I started playing jazz during my last year of high school.  I’d discovered improvisation about a year earlier and decided that I’d like to take it a little more seriously, so I began to take jazz piano lessons.  I don’t recall a particular moment when I decided that I would pursue a career as a musician, but I was getting more and more into music during my last few years at school and before I started to take jazz lessons I’d decided that I wanted to forge some kind of music-based career.

Which musicians (jazz or otherwise) have been your greatest influences? What about them stood or stands out for you?

Early on I was really into Brad Mehldau and Kurt Rosenwinkel.  Rosenwinkel for his tone and compositional sense and Mehldau for his standard playing, which I always found fresh, exploratory and exciting.  I never checked either artist out on a technical level, but I did listen prolifically.  I’m sure something crept in.  When I got into bebop I checked out some Bud Powell.  I don’t know what it was about Bud that drew me to his music… I just loved the records I suppose.  My free playing bears a strong Morton Feldman influence.  Whilst I don’t know Feldman’s body of work particularly well,  I did spend a fair amount of time with a few of the piano pieces.  I love the quiet, minimal nature of that music, and also the harmony.  Over the last year I have listened to a lot of Thomas Adès.  I have a pile of scores waiting to be looked at after the festival has wound up!

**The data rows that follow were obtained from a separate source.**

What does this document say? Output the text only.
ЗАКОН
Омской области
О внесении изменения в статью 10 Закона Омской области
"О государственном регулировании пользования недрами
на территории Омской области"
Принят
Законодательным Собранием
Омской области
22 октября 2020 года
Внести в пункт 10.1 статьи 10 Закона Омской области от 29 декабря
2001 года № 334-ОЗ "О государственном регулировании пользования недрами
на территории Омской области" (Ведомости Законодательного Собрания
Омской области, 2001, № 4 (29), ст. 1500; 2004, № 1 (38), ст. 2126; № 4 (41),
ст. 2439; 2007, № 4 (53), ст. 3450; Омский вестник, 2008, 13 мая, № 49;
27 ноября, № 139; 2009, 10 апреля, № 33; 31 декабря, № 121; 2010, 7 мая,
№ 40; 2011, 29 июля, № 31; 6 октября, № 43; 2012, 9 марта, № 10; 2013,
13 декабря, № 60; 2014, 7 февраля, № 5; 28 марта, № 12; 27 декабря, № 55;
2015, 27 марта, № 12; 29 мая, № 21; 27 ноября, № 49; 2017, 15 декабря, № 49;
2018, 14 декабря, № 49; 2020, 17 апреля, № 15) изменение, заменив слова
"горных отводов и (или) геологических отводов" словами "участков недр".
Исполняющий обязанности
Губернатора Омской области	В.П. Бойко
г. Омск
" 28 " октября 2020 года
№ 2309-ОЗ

All the musicians who I’ve hung out and studied with in Berlin and Australia have been perhaps my most important influences.  I’ll make special mention (in no particular order) to Matt Thompson, Steve Newcomb, Miroslav Bukovsky, Ben Foster, Andreas Schmidt, Christian Windfeld and Jon Heilbron.  There are many others, but the list would be longer than this entire article if I included them all!

When composing or arranging, where do you get your inspiration?

Nowhere specifically.  Generally an idea just comes to me, or I sit down and play until I stumble across something I like, which I then form into a tune.

What’s your favourite place to play or practise?

I moved to Melbourne this month and have been getting a lot of good practice done in my new home, so I suppose that would be it.  The room itself is nothing special, but that doesn’t seem to be affecting me at all.  I’ve had tremendous difficulties with practice over the last year, dealing with noise complaints in apartments and practice studios whilst living in Berlin.  It really felt as though my piano practice had become cursed, and that I’d never be able to get through an hour without being interrupted by an angry neighbour.  So after that experience anywhere that allows me to practise in peace seems like a dream come true!  I like performing anywhere with an attentive audience.  For me, playing to a listening audience brings out far better music than anything I can achieve in the practice room.

What are you most looking forward to at Wangaratta?

I’m looking forward to hearing some great gigs (particularly some great Australian bands), to meeting other musicians, and to hanging out and listening to the other pianists in the jazz awards.

What are you listening to now?

Thomas Adès, Grimes, Geri Allen, Glenn Gould, Bill Evans, Benoit Delbecq, Jaki Byard, Christian Wallumrod, François Couperin harpsichord pieces and Lennie Tristano.